Le coach doit s’opposer à un confrère s’il a une bonne raison de penser que ce dernier agit de façon contraire à la déontologie de la profession. Si la discussion ne permet pas d’aboutir à une solution, il doit en référer à l’organisation professionnelle à laquelle il adhère.

Obligations légales et réglementaires

Le coach est tenu de se conformer aux obligations réglementaires en vigueur dans les pays où il exerce, ainsi qu’aux politiques et procédures définies par les organisations professionnelles et applicables à leurs activités.

Le coach doit souscrire une assurance responsabilité civile professionnelle couvrant ses activités de coaching dans les différents pays où il exerce.

Capacités professionnelles

Le coach possède les qualifications, compétences et expériences nécessaires pour répondre aux besoins des clients et s’engage à ne pas excéder les limites de ses compétences. Le cas échéant, il doit orienter ses clients vers un autre coach plus expérimenté ou aux qualifications mieux adaptées.

L’état de santé du coach doit lui permettre d’exercer ses activités dans de bonnes conditions. À défaut, ou s’il doute de sa capacité à exercer en raison de problèmes de santé, il doit demander conseil ou assistance auprès d’autres professionnels. Si nécessaire ou préférable, le coach doit suggérer au client de mettre fin à la relation de travail et l’orienter vers un autre coach.

Supervision permanente

Le coach établit une relation avec un superviseur qualifié ou un groupe de pairs, à une fréquence adaptée à sa pratique du coaching et conforme aux exigences de son organisation professionnelle et à son niveau d’accréditation.

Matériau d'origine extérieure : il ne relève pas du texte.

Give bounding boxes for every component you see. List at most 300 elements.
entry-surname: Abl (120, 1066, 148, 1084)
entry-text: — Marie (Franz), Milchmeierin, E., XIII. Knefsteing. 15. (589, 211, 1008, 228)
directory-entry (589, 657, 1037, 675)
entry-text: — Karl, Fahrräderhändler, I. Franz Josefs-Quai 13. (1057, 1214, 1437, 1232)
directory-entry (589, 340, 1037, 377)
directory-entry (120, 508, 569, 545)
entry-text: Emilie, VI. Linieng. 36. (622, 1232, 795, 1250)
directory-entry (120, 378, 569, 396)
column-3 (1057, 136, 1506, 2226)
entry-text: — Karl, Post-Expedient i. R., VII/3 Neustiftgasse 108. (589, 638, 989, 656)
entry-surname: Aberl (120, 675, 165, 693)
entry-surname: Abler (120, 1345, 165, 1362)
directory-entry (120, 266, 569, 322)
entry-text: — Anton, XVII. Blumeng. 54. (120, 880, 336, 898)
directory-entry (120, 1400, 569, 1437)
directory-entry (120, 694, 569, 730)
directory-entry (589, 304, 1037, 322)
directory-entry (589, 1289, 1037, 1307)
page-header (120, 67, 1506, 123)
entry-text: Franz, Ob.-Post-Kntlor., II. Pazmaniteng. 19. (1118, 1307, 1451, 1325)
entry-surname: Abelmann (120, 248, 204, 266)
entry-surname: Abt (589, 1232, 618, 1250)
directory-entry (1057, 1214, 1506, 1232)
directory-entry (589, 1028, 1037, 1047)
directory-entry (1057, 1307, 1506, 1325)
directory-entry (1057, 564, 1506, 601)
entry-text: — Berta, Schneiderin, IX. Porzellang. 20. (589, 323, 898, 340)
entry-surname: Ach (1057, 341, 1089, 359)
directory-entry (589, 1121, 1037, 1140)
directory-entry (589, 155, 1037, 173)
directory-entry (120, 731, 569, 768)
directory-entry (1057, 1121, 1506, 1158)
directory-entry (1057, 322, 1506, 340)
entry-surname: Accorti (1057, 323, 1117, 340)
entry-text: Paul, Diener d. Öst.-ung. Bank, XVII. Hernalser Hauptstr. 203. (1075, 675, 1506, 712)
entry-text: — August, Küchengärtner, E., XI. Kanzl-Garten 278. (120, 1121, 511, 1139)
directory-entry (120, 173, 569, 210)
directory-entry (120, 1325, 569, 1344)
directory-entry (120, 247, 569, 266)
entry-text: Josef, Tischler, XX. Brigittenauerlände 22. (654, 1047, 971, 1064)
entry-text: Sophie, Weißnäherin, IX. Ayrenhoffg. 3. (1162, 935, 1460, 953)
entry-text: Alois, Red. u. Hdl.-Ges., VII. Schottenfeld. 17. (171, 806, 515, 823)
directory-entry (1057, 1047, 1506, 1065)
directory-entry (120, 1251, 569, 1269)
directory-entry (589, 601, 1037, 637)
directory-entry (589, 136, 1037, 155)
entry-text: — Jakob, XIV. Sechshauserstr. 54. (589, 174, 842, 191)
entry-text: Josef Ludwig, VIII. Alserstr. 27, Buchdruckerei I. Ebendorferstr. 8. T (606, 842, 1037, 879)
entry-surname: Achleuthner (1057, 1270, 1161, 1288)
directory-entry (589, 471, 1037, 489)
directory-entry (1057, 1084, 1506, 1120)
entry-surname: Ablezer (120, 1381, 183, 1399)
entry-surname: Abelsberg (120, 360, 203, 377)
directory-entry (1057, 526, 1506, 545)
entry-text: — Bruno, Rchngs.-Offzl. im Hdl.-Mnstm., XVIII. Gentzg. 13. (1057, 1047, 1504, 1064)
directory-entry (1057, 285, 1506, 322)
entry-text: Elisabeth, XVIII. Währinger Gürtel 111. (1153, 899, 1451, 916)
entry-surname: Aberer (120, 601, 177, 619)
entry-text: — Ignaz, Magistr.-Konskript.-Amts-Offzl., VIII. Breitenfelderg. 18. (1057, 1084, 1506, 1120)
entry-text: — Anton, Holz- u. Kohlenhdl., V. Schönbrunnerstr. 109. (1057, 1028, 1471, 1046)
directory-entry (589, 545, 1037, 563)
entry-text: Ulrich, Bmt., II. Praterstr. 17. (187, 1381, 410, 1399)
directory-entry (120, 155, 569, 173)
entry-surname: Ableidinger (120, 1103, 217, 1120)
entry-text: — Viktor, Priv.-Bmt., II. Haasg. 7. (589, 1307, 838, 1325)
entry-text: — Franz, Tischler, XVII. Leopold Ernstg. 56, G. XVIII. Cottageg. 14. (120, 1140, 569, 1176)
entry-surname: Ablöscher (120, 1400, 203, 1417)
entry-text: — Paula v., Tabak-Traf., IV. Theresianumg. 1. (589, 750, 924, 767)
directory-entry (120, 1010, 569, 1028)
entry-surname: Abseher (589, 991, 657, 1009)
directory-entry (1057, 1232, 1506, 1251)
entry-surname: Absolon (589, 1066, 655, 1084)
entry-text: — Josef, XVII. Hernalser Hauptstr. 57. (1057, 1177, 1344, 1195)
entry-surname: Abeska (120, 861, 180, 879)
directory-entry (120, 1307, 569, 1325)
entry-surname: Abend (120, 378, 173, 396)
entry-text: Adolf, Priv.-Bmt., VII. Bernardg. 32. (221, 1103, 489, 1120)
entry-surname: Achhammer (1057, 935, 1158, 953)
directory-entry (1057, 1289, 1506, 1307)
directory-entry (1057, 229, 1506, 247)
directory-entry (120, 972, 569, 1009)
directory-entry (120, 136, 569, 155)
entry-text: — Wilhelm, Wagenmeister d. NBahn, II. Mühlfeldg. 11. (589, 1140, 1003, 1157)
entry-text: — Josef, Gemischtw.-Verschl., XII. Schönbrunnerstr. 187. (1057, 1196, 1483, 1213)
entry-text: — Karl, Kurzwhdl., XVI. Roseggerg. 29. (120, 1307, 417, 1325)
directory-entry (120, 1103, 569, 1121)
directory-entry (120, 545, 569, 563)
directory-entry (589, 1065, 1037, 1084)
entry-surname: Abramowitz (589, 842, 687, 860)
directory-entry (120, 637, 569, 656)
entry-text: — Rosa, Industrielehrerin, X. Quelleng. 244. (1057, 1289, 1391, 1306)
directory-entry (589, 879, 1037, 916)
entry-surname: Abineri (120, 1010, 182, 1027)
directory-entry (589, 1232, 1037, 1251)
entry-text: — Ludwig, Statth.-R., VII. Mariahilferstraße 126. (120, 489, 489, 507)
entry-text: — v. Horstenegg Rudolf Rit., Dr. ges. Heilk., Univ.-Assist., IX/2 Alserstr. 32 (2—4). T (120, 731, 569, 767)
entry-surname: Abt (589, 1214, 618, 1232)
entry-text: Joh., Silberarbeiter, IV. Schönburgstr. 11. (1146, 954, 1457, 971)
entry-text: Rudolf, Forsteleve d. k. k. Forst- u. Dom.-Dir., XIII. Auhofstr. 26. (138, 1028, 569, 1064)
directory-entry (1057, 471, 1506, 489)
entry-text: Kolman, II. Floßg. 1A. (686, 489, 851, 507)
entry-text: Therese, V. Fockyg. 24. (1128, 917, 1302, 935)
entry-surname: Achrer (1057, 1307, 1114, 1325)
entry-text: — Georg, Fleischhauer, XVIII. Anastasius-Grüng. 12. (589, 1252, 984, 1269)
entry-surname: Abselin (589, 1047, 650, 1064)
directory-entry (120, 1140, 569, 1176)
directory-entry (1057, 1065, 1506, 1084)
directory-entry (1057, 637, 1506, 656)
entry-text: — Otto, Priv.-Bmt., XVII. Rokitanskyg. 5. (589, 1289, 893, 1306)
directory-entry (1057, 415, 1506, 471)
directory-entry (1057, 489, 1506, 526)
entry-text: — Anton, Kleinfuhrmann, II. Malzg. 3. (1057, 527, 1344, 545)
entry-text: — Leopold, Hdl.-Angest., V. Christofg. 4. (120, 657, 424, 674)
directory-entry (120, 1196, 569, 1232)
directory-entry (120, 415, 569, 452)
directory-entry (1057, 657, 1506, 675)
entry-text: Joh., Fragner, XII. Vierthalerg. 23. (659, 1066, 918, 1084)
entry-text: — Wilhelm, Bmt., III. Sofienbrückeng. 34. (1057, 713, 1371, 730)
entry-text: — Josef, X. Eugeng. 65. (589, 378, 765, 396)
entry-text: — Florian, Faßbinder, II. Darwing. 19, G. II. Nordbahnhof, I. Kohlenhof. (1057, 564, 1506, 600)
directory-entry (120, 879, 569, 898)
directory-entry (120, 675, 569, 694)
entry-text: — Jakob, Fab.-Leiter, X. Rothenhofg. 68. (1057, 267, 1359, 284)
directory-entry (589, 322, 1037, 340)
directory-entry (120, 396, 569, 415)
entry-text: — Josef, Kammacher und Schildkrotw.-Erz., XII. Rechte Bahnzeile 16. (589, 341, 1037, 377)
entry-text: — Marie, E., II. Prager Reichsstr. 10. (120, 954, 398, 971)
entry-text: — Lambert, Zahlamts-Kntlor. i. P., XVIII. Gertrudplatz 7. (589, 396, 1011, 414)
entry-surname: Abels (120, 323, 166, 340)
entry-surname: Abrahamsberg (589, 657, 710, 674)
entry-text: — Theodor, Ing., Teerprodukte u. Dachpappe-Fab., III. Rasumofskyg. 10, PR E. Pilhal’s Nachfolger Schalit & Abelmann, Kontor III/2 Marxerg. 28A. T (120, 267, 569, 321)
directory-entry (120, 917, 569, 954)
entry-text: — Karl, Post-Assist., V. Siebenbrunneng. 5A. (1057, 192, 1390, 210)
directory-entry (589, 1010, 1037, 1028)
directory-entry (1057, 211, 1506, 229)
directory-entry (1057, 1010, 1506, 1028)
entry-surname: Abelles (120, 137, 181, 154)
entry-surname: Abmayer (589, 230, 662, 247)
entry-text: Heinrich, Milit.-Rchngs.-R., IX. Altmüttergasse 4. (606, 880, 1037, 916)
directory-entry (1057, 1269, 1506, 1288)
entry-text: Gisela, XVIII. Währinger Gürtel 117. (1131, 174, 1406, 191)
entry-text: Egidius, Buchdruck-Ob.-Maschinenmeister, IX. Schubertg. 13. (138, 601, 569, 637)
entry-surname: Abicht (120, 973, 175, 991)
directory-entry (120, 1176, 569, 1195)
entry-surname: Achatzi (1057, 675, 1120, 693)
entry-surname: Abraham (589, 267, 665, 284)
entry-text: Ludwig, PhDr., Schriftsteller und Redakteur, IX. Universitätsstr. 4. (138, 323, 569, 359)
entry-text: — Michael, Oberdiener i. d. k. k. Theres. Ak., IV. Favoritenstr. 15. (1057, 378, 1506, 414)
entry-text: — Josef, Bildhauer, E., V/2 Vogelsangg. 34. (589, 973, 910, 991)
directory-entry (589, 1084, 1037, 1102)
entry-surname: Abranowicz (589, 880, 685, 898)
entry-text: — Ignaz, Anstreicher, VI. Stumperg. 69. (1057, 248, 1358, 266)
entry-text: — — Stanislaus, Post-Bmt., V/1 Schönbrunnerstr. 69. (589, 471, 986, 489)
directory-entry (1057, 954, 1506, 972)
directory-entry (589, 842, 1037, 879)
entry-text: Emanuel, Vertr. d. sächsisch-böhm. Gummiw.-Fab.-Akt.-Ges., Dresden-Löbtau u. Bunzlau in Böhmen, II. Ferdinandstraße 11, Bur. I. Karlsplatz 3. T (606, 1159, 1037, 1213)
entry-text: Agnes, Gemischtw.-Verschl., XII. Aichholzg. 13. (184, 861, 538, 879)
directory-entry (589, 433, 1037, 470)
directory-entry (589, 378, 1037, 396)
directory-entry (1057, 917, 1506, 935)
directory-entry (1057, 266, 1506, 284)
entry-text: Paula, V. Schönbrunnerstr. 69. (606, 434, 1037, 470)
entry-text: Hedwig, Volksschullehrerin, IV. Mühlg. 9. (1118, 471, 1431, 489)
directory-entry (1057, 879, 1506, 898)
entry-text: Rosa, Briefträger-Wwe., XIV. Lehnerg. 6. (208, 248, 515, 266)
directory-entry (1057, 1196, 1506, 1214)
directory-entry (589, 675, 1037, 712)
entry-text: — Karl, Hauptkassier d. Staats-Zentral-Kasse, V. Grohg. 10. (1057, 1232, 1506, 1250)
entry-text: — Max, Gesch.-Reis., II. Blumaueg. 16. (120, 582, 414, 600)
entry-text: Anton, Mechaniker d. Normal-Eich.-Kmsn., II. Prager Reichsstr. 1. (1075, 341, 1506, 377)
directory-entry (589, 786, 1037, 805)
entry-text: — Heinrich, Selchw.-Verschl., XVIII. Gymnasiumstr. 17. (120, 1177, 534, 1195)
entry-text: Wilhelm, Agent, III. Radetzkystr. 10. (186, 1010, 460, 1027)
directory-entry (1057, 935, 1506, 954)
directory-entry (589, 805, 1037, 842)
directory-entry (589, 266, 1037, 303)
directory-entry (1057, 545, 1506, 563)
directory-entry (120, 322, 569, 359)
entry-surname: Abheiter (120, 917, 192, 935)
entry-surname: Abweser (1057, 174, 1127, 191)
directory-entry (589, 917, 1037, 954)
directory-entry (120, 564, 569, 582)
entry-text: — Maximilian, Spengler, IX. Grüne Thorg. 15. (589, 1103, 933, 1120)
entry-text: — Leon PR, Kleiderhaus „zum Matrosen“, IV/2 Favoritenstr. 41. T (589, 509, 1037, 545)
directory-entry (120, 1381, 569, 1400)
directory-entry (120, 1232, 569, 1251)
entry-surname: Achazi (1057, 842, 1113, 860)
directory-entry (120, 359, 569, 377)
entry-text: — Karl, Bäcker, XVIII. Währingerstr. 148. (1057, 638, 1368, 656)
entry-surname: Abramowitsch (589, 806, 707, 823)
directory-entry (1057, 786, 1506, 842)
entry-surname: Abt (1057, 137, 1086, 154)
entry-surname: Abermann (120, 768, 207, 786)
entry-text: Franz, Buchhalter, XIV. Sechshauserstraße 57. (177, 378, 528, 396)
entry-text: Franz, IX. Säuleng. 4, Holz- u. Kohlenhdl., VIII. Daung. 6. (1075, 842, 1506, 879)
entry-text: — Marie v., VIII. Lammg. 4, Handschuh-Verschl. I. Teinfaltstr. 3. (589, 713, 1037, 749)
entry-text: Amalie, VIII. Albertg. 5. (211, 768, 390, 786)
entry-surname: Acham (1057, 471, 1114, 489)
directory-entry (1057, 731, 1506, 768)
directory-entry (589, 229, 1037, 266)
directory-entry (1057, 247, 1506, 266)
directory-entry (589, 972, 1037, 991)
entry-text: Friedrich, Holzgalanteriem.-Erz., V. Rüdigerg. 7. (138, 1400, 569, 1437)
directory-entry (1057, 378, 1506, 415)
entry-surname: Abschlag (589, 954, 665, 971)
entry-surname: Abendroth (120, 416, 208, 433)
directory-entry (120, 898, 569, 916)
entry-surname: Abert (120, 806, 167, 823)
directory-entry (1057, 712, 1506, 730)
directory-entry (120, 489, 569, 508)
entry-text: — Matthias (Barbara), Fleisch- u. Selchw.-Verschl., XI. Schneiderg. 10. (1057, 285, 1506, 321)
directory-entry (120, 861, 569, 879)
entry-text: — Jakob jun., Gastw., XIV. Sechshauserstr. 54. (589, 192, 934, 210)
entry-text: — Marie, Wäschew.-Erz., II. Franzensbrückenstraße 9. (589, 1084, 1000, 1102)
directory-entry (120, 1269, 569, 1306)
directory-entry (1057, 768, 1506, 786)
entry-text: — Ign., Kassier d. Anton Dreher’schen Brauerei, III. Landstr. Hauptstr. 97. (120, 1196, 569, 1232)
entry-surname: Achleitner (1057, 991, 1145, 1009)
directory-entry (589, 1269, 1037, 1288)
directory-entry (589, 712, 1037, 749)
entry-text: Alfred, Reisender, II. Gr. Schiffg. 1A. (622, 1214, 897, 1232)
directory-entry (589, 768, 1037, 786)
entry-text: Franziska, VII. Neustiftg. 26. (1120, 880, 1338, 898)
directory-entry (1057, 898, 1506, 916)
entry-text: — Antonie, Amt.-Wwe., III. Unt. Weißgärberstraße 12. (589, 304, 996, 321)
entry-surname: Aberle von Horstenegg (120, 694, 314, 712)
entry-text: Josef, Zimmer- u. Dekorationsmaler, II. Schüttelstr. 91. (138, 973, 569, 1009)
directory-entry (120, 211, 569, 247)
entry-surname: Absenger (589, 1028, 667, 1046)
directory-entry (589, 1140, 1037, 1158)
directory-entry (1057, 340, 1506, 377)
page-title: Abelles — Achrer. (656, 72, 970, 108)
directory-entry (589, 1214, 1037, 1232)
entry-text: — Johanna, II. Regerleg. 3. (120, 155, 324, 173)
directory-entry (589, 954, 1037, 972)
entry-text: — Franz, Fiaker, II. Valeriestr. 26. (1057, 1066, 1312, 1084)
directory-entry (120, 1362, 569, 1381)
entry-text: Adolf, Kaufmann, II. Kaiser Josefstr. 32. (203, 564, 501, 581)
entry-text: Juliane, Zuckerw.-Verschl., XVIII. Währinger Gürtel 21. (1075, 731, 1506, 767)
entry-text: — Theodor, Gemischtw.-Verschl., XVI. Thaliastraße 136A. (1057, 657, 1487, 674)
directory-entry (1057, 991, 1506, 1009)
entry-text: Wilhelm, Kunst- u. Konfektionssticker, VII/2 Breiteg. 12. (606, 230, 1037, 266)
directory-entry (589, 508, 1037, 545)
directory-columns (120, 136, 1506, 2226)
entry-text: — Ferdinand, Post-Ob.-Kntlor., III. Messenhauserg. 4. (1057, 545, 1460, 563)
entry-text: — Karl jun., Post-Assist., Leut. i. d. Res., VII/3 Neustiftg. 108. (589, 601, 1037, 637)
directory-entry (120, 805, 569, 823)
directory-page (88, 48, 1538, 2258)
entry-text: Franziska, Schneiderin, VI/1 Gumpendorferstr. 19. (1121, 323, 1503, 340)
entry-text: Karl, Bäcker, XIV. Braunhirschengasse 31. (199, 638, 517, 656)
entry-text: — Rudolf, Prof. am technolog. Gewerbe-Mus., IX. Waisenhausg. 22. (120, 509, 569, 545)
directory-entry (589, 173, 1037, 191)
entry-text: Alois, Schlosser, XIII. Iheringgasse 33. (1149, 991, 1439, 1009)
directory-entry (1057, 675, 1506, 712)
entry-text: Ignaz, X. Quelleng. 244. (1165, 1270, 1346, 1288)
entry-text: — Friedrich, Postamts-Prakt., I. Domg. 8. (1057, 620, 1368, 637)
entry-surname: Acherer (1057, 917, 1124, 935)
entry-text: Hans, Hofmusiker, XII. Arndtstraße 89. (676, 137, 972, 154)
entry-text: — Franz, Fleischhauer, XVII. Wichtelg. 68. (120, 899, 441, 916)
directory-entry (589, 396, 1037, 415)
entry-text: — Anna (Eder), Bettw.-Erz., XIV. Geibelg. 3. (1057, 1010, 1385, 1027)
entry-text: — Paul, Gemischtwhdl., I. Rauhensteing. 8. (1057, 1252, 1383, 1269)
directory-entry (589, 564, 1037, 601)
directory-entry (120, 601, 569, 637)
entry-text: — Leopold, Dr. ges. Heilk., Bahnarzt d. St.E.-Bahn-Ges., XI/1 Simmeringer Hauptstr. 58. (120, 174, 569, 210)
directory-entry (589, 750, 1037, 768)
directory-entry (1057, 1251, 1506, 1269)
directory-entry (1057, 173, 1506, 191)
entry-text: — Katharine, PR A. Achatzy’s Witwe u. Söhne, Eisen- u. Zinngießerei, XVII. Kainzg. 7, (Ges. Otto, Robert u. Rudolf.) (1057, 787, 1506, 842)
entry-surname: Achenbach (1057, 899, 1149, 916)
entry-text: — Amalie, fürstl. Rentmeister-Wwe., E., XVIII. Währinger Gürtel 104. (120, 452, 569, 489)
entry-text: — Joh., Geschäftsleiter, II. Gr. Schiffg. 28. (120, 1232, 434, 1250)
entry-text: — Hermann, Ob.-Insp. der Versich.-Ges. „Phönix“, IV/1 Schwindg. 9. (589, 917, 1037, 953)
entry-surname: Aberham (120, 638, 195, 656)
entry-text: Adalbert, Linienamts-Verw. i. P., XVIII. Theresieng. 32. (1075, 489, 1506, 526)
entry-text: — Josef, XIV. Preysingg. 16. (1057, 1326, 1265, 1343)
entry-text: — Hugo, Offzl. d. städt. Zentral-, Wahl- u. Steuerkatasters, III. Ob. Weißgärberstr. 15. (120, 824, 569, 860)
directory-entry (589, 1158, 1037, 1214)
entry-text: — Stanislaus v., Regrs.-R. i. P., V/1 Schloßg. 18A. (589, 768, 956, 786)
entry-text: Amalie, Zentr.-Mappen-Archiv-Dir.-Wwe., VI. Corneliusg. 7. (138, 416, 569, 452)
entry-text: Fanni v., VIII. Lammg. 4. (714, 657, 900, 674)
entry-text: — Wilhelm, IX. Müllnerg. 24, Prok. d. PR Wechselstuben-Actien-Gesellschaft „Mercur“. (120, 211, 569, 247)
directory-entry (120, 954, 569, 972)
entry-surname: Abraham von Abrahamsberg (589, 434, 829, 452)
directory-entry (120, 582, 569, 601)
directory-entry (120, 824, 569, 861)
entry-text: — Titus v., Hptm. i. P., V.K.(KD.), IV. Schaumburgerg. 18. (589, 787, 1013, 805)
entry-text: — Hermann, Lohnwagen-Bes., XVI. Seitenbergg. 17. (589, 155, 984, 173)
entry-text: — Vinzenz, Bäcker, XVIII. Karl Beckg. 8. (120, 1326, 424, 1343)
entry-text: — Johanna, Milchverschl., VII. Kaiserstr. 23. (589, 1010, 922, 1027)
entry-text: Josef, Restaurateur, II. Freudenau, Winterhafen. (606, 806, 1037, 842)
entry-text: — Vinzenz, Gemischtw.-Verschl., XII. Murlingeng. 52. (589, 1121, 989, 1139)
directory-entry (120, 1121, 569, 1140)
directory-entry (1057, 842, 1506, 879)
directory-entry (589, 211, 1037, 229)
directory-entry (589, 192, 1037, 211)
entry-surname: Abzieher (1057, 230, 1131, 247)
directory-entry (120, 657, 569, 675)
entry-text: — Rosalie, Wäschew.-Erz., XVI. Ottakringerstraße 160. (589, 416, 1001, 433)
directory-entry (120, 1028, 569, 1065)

Le coach veille à ce qu’aucun autre type de relation avec son superviseur ne risque de nuire à la qualité de la relation de supervision.

Le coach doit discuter de tout problème éthique réel ou potentiel ainsi que de toute infraction au présent code avec son superviseur ou groupe de pairs pour obtenir soutien et conseils.

Développement professionnel continu

Le coach élargit ses compétences de coach en suivant des formations et/ou actions de développement professionnel continu adaptées à sa situation.

Le coach apporte une contribution à la communauté professionnelle, en fonction de son degré d’expertise. Cette contribution peut prendre diverses formes, par exemple une assistance informelle à d’autres membres actifs, une contribution au développement de la profession, la réalisation d’études, des publications, etc.

Le coach évalue systématiquement la qualité de sa pratique, par exemple au travers du feedback de ses clients, de son superviseur et d’autres interlocuteurs pertinents.